Since our last playtest a hefty dose of insect viscera has been added. Pinching and stabbing your foes sends streams of green goo splattering around, occasionally smearing the camera for extra effect. The fluorescent green blood is all part of a hyper-real take on the insect kingdom that runs through the entire game; the developers acknowledging that although their creature design process begins with fact, certain elements have been inflated and tweaked for a more cinematic effect.
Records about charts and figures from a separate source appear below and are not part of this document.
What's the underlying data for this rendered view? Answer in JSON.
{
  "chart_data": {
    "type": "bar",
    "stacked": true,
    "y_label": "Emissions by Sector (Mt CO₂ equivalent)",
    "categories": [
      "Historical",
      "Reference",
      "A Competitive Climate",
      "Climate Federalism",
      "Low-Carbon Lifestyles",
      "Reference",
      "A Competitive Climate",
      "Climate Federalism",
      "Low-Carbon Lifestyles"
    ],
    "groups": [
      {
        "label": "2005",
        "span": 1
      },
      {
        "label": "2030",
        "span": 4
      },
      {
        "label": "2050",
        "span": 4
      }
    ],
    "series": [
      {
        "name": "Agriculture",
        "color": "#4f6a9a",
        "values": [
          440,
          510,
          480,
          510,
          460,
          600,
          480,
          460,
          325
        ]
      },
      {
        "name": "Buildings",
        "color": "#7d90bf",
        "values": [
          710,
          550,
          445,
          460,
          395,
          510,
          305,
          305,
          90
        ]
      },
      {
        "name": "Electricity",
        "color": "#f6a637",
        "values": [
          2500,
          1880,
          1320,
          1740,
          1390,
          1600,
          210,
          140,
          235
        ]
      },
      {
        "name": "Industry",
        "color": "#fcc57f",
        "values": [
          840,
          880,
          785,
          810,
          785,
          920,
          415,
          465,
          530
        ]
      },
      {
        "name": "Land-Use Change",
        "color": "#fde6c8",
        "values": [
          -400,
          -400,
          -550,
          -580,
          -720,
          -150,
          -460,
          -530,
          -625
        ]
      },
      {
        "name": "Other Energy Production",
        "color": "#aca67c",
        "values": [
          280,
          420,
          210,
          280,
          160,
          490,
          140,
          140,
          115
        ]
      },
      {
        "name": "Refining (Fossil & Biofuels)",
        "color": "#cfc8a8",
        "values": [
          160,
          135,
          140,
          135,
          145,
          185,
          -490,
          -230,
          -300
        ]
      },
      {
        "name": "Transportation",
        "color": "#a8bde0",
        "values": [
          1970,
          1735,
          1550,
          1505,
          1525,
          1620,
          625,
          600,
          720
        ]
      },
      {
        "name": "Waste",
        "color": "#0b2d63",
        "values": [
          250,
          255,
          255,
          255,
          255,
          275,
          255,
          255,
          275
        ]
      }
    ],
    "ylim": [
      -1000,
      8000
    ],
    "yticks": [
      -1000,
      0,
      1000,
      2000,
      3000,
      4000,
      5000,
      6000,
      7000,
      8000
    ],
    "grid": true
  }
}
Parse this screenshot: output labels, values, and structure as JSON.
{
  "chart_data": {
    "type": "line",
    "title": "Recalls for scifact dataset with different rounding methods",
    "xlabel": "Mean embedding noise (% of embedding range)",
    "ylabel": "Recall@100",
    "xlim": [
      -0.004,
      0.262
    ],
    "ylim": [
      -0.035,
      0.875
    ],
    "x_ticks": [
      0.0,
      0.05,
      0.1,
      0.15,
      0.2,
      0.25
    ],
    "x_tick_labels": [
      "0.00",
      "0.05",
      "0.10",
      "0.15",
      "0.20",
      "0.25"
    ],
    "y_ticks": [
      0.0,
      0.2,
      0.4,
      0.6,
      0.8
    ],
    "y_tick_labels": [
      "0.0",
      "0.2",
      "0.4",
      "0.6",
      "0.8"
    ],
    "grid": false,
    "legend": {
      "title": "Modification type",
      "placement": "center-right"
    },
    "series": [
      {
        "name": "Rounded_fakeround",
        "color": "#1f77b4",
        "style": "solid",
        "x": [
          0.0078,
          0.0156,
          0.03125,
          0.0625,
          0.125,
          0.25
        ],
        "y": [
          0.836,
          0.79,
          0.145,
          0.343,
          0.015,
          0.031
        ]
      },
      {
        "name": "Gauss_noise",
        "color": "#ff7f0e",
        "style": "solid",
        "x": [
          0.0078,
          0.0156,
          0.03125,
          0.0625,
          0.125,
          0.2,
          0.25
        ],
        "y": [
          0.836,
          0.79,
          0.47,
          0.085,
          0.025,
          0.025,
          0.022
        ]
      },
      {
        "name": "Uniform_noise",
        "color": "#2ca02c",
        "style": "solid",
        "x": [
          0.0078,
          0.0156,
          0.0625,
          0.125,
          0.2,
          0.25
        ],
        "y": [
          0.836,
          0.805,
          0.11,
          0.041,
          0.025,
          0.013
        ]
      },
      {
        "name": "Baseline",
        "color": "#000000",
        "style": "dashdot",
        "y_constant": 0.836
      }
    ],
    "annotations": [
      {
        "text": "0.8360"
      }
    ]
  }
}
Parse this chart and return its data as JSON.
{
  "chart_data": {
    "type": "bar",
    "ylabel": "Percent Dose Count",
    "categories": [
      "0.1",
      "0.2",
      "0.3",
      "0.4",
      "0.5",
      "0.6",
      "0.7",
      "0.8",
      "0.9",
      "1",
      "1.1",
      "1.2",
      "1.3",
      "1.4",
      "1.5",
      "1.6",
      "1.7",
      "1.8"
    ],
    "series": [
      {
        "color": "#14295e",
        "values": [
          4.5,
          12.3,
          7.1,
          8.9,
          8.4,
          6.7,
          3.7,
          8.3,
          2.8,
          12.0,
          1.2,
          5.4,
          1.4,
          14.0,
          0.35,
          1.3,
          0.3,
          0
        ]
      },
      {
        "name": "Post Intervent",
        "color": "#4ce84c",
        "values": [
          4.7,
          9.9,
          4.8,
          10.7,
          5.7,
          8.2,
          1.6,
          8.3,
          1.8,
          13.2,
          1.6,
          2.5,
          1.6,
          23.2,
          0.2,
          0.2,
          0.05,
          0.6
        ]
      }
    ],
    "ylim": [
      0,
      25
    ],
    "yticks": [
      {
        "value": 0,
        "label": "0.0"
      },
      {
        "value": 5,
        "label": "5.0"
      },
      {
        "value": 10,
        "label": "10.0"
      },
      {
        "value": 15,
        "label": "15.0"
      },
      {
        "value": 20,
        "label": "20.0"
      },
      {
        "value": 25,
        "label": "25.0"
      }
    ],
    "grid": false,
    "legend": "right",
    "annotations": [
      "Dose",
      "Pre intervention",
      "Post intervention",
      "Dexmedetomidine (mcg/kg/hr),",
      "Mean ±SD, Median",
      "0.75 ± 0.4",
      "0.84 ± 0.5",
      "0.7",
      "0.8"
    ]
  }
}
And so we find the scorpion pulling off finishing moves more suited to one of THQ’s WWE titles – a series of powerslams and whips that would cause serious spinal injuries if there were only a spine to injure. The order of the day here is the cracking of exoskeletons to reveal spongy undersides ripe for a sting or a bite. Not that your enemies take it lightly, Itkowitz also describes encounters with the horned lizard, famed for weeping a caustic blood from their eyes that coats and burns would-be attackers.